Le problème se posait alors au juge de déterminer si la sanction de mise en cellule de punition, constituait une mesure d'ordre intérieur, et de ce fait, pouvait faire partie des actes insusceptibles de recours devant les juridictions administratives.
Il s'agit en effet ici, d'examiner la notion d'actes unilatéraux non exécutoires qui ne sont susceptibles d'aucun recours ce qui pose le problème de la recevabilité de l'action de M. Marie et du traitement de sa demande, mais qui présentent tout de même une atténuation dans leurs portées lorsqu'ils portent atteintes aux libertés et au statut sa la personne, mais également d'observer quel est l'impacte de cet arrêt, qui est à l'origine d'un revirement jurisprudentiel important, du fait qu'une mesure d'ordre intérieur est considérée comme faisant grief.

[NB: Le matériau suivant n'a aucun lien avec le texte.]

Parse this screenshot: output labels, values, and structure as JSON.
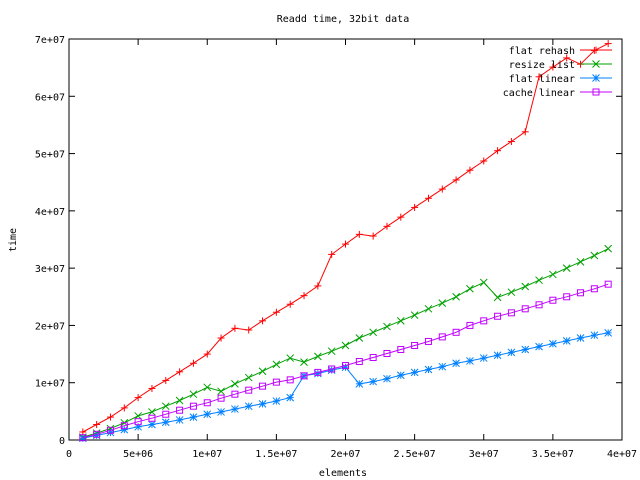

En effet, en vertu d'une jurisprudence ancienne et réaffirmée encore peu de temps auparavant, CE 27 janvier 1984, arrêt Caillol, le Conseil d'État considérait que les sanctions disciplinaires prononcées à l'encontre des détenus et des militaires constituaient des mesures d'ordre intérieur qui ne pouvaient être discutées devant le juge administratif. Cette jurisprudence se fondait à la fois sur le souci du juge de ne pas fragiliser l'autorité nécessaire au respect de la discipline dans les institutions en cause et sur le caractère souvent bénin des sanctions infligées. Elle était toutefois contestée car elle écartait toute possibilité de recours, même dans le cas de sanctions particulièrement lourdes.
« Considérant qu'il ne ressort pas des pièces du dossier et qu'il n'est du reste pas allégué, que cette réclamation, à la supposer injustifiée, ait fait suite à de précédentes plaintes ayant fait l'objet de décisions de rejet ; que si le Garde des Sceaux, ministre de la justice soutient que cette réclamation comportait des imputations calomnieuses, un tel grief ne figure pars dans les motifs de la décision attaquée et qu'au surplus, si la lette de M. Marie énonce des critiques dans des termes peu mesurés, elle ne contient ni outrage, ni menace, ni imputation pouvant être qualifiées de calomnieux : que, dès lors, en prenant la décision attaquées, le directeur de la maison d'arrêt dont la décision a été implicitement confirmée par le directeur régional des services pénitentiaires, s'est fondé sur des faits qui ne sont pas de nature à justifier une sanction, que par suite, et sans qu'il soit besoin d'examiner les autres moyens de la requête, M. Marie est fondé à demander l'annulation de ces décisions ».
Ainsi sera abordé, le fait que ce refus du juge, qui se traduit par l'irrecevabilité des recours exercés contre les mesures d'ordre intérieur est difficilement acceptable, sauf à admettre que la prison et les détenus restent hors de l'Etat de droit. Cependant, cette solution contentieuse qui prive le détenu de la garantie de légalité de l'action administrative tend à être remise en cause et sa traduit par un revirement jurisprudentiel.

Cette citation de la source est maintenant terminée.